The second step consisted of building 3-class nodule classification models of 1) H1 or H2 vs H3 and 2) H1 vs H2 or H3 based on the previously selected features. The model building was performed using an ordinal regression model with a cumulative logit and proportional odds47,48. The use of this model was based on the premise that the 3 classes of nodules H1, H2 and H3 could be ordered according to associated risk and clinical significance. First, the ordinality and the assumptions underlying the ordinal regression model with a cumulative logit and proportional odds were verified using graphical methods and formal tests with custom code based on the R-library “rms”49 and “VGAM”50 (detailed in Supplementary Information online). Then, the goodness-of-fit of this simple ordinal regression model with a cumulative logit and proportional odds, and of corresponding more complex ordinal regression models (non-proportional odds cumulative logit models and partial proportional odds models) were compared with Chi-squared test on model deviances. Finally, the results of the ordinal model estimates were presented with their coefficients, odds ratios and intercepts. Each feature was previously centered. Additionally, to allow for a more intuitive interpretation, the changes in probabilities to be in class H1, H2 or H3 between the 25th percentile and the 75th percentile of the predictor of interest were also computed using a Monte Carlo simulation, keeping the other predictor of the model constant using Zelner’s method51. These changes are presented in nodule class probability plots for each final model predictor.

The third step was to assess the predictive performances of the previously built models. All predictive performance metrics reported in this study were evaluated using a 200-repeats Monte-Carlo cross-validation method with 80%-20% data splitting for each repeat using a stratified sampling to preserve the nodule class frequencies in binary or 3-class classification.

Performance metrics were computed for the first (H1 vs H2 or H3) and the second (H1 or H2 vs H3) cutoff points in the ordinal response scale. They included: AUCs, average probability calibration errors (EAVG) between predicted and observed probabilities and Brier’s scores. Brier’s score captures both nodule class discrimination and probability calibration aspects of the predictive performances52. It is computed as the mean square difference between the predicted probabilities and the value of the actual binary outcome. All Brier’s scores were rescaled by their maximum score for a non-informative model to let their range between 0% (worse) to 100% (best) following Steyerberg’s method52. All performance values (AUCs, EAVG and Brier’s scores) were computed using “val.prob” function of the “rms” R-library49.

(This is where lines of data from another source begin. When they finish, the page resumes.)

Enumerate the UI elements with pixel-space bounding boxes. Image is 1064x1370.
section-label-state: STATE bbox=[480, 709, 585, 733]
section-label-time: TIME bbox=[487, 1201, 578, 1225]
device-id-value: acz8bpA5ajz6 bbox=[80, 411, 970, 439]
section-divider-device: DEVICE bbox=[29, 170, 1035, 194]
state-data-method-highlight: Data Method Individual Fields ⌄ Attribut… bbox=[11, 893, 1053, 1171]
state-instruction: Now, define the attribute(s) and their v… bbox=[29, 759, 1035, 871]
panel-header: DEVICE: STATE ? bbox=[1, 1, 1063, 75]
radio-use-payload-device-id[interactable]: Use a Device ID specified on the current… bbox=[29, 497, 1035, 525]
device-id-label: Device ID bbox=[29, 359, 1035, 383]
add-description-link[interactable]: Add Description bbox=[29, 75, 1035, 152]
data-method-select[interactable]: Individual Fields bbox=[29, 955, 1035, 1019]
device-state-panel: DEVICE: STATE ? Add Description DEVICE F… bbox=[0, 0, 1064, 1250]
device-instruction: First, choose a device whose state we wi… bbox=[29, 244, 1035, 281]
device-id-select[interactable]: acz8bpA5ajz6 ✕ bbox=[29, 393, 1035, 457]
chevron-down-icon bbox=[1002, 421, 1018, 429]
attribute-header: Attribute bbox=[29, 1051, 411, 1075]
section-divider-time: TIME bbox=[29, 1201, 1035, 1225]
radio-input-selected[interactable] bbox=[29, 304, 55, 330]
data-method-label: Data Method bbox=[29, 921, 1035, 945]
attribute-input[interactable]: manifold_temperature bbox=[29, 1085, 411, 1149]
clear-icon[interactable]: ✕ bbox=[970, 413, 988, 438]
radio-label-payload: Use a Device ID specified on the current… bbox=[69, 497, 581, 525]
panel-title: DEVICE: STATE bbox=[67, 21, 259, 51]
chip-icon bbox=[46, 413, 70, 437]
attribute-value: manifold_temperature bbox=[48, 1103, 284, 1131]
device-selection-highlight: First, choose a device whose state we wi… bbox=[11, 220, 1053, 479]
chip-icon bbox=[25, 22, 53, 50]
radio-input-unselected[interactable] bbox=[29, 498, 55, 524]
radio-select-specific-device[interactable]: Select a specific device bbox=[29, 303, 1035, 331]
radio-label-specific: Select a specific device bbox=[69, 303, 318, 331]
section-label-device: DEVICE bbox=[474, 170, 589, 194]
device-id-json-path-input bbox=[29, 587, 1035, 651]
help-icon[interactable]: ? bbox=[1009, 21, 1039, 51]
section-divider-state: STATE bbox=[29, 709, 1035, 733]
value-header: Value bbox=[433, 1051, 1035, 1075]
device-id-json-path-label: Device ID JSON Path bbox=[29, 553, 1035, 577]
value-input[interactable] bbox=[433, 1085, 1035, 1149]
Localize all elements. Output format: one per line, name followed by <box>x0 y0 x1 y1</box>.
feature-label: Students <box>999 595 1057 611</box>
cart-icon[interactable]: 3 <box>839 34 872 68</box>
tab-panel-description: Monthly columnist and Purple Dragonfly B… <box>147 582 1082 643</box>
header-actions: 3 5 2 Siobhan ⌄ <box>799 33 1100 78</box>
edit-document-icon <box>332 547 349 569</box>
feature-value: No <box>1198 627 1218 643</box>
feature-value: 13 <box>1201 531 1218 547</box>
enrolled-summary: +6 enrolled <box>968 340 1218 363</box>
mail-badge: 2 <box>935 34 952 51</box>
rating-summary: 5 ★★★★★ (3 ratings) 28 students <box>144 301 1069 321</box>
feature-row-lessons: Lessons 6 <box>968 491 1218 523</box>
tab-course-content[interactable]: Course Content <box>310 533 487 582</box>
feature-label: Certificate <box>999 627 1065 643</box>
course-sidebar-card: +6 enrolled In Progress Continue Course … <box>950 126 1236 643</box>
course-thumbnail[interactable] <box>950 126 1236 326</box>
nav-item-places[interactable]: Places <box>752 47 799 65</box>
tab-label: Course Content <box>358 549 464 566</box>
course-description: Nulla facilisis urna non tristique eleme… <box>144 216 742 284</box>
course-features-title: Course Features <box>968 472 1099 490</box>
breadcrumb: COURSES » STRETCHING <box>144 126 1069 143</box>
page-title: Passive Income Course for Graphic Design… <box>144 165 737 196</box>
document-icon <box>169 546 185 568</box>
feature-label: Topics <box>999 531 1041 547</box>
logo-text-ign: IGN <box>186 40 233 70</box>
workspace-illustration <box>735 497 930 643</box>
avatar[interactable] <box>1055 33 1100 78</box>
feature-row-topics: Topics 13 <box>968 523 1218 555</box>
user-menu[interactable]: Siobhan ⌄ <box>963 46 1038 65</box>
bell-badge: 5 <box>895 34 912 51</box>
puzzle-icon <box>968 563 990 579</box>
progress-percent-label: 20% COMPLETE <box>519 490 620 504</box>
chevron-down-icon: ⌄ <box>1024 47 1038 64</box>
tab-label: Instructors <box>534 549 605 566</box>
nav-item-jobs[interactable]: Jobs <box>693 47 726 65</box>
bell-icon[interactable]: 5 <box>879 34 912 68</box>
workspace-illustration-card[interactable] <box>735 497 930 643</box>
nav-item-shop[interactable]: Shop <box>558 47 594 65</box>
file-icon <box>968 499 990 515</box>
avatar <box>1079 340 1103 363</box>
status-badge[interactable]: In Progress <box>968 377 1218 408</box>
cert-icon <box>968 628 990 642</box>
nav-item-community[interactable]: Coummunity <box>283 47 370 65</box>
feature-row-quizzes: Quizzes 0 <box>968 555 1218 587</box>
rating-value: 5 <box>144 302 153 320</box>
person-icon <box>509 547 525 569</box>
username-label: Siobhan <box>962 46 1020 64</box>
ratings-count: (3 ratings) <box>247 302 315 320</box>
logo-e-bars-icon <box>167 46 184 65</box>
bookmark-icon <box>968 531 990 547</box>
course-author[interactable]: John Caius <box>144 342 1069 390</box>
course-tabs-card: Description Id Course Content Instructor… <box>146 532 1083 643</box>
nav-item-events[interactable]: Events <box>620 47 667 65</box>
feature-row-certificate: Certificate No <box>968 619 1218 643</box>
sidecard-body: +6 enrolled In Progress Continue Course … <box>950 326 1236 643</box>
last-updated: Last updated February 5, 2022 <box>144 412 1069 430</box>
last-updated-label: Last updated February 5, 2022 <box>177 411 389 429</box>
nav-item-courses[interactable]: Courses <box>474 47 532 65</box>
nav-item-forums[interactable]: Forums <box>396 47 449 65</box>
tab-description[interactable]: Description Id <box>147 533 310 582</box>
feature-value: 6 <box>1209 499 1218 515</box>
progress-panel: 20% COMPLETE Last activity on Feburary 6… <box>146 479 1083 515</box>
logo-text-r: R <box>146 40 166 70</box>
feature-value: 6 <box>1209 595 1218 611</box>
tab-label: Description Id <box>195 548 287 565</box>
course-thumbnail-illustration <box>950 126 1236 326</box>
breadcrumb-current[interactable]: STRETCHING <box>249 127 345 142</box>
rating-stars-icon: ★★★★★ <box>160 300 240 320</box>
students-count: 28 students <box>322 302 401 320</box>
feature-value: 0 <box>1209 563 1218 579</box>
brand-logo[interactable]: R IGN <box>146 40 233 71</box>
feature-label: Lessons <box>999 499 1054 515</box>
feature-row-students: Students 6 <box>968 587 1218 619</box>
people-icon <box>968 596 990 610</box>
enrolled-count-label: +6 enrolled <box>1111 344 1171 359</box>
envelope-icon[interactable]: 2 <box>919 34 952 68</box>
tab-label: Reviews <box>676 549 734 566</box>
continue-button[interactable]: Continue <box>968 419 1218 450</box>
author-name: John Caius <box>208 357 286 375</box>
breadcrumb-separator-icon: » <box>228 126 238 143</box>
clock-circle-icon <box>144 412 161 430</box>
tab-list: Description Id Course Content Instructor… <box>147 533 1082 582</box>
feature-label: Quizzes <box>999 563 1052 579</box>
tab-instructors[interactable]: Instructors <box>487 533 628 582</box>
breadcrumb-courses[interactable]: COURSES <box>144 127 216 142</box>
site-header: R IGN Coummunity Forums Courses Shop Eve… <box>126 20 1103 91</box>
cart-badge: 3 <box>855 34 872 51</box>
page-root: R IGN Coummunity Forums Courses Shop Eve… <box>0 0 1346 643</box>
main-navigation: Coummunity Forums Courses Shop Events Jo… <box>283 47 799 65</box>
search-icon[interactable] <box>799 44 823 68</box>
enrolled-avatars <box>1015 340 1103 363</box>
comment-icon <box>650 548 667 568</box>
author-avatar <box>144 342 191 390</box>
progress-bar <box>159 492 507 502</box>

Comparison to other linear and non-linear classifiers

Predictive performances for 3-class nodule classification were also evaluated with alternative classifiers using custom R-code and the R-library “Caret”53. Simple logistic regression, linear discriminant analysis (LDA), Naive Bayes, random forests, support vector machine, k-Nearest Neighbors were trained using accuracy as performance criteria on the same training dataset with tenfold cross-validation. Final models were evaluated and performances were averaged using a Monte-Carlo cross-validation method with 200 repeats.